Find the lecture slides here.

In the RL-lecture.ipynb notebook you will find the exercises used during the lecture, whereas in RL-lecture-solutions.ipynb you can find the solutions to the exercises.

The lecture contains exercises on the following topics:

  1. Learn how to interact with RL environments using Gymnasium.
  2. Markov Decision Process (MDP).
  3. Dynamic programming (DP): Policy Evaluation and Value Iteration algorithms.
  4. Maintaining exploration with epsilon-greedy policies.
  5. TD(0) methods for sample-based RL: a comparison between SARSA and Q-learning.
  6. Function approximation: train a deep reinforcement learning agent to control a Lunar Lander.

Environment setup

In this presentation you can find more details on how to setup the execution environment to run the exercises of the RL lecture, which include two alternative ways: CERN's KubeFlow cluster or Google Colaboratory.

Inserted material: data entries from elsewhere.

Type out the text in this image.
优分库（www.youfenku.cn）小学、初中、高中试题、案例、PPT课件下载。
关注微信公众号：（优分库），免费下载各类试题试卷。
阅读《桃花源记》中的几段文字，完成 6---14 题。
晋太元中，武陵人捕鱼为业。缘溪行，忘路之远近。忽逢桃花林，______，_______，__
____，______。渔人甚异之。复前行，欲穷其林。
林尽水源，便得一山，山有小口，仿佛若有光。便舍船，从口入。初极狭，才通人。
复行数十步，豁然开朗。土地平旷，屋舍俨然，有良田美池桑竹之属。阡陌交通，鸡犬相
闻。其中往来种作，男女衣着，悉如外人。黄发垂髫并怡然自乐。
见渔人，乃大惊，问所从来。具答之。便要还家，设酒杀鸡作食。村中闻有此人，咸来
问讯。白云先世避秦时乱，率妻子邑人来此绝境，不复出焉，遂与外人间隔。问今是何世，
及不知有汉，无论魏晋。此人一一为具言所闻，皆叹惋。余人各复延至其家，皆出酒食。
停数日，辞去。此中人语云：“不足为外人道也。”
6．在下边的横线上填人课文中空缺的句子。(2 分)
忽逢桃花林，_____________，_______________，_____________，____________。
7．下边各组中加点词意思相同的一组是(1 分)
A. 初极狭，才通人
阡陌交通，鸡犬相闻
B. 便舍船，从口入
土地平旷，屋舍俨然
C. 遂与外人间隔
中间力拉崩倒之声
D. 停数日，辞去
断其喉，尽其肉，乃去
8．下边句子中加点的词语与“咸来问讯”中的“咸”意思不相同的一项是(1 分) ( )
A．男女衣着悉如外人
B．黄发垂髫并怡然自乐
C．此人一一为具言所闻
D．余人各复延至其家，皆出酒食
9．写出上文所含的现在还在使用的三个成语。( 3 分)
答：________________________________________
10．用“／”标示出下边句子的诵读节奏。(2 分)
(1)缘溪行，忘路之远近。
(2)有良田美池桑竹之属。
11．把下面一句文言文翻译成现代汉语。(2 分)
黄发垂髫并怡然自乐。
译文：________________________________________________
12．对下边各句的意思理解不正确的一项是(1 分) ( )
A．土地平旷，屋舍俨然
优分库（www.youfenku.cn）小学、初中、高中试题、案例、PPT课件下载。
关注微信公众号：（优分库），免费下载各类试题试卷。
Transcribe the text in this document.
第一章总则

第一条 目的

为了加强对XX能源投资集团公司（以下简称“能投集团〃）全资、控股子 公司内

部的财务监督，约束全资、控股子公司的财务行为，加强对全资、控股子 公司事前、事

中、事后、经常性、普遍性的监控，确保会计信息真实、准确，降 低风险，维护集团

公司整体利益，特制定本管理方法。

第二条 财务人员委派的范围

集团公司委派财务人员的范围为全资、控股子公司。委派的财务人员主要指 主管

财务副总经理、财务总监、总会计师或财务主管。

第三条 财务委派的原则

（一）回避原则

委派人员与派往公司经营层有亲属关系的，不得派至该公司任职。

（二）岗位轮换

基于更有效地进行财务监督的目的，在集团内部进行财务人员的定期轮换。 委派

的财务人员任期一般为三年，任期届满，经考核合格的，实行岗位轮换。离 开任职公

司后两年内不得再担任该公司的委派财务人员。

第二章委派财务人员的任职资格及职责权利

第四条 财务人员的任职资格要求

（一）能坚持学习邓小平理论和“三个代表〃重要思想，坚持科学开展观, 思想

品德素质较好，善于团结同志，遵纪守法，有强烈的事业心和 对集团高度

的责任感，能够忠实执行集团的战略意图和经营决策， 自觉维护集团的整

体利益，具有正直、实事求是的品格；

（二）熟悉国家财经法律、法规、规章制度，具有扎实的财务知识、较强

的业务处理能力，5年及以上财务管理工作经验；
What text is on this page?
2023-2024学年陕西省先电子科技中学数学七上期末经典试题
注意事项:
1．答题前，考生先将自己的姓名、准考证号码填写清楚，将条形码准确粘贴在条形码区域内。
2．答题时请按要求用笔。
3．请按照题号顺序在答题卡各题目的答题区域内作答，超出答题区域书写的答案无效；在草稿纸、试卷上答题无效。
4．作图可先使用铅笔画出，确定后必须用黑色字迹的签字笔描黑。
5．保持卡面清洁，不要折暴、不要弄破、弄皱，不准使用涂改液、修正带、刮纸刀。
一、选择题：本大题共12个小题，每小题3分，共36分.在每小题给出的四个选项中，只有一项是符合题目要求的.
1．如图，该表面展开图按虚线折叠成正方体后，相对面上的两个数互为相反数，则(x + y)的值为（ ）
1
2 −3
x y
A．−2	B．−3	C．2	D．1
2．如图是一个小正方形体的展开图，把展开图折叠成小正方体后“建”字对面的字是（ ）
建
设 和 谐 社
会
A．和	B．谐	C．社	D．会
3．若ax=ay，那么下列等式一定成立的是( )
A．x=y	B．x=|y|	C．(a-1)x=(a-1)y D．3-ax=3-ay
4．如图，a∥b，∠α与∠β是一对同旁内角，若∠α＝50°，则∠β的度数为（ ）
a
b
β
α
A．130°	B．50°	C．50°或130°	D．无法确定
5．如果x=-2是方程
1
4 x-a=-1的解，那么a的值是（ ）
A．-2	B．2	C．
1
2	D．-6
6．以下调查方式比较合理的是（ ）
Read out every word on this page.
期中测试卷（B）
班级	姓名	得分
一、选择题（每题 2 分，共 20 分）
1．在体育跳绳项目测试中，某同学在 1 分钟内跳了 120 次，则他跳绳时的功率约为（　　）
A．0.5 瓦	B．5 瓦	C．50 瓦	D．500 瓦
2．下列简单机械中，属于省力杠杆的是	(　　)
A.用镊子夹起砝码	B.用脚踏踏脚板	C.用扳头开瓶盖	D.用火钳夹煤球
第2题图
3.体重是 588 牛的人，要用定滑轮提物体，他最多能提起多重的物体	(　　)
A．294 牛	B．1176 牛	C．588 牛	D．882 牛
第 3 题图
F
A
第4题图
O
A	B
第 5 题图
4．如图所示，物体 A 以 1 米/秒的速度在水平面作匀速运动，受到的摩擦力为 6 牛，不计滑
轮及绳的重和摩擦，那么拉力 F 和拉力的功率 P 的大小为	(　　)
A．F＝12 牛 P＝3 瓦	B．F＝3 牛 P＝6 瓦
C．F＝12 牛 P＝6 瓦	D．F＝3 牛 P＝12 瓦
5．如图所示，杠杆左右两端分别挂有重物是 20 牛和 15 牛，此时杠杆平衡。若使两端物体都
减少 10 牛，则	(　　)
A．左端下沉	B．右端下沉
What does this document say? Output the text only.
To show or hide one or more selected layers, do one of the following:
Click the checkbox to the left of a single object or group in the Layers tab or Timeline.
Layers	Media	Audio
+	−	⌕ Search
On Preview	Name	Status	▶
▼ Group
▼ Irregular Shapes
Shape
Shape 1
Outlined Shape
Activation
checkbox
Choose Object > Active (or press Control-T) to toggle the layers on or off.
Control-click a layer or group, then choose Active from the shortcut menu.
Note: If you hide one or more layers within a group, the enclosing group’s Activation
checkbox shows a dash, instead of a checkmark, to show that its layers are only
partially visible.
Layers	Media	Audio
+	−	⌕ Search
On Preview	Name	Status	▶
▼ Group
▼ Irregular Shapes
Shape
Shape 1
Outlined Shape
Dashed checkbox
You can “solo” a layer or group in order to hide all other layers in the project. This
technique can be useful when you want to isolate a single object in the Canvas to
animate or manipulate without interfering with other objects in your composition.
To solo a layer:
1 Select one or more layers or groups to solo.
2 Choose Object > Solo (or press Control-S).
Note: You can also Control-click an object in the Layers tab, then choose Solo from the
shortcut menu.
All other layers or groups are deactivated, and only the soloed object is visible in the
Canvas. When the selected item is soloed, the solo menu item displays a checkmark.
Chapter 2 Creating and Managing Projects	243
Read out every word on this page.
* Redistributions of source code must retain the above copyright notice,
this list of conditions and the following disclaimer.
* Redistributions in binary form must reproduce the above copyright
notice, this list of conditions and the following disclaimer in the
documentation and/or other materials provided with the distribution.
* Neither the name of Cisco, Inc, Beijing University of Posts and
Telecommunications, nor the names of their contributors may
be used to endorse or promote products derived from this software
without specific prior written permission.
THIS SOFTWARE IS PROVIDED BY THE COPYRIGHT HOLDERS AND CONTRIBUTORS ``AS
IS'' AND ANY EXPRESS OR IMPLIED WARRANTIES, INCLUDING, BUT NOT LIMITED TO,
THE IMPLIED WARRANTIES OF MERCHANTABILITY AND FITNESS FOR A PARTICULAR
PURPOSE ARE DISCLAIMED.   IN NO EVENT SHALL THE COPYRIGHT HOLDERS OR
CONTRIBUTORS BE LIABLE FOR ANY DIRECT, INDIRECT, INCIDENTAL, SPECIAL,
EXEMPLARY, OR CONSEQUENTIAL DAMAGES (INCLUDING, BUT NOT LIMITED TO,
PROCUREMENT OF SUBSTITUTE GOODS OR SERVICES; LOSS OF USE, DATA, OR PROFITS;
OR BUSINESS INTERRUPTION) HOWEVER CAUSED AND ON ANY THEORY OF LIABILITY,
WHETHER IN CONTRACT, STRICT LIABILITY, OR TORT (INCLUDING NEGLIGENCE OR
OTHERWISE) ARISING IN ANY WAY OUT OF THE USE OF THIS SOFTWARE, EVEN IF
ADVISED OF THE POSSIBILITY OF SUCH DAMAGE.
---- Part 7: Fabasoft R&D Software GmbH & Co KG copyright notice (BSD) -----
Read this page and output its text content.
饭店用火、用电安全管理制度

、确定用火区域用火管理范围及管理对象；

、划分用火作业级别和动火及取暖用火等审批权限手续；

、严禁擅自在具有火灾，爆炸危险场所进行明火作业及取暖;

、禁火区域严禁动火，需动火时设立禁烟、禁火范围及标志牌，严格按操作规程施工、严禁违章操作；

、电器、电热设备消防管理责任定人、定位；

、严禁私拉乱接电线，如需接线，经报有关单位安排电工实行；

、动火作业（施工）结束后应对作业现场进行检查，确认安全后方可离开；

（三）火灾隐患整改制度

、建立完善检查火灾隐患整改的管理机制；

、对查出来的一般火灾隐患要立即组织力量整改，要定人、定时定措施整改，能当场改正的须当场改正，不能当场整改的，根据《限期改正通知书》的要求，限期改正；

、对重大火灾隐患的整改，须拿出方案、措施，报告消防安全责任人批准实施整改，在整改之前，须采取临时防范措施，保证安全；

There is a third option, if you want work on your laptop: use python virtual environments.

# Create a virtual env called ".venv"
python3 -m venv .venv

# Activate it
source .venv/bin/activate

# Install libraries
pip install -r requirements.txt

# Launch jupyter notebook server
jupyter notebook

A new window should open in the browser... If the window does not open, you can try pasting this in the search bar of your browser: http://localhost:8888/

The Dockerfile is meant to generate a Docker image to be used as a notebook server in CERN's KubeFlow (pretty much a JupyterLab image). However, you won't need it.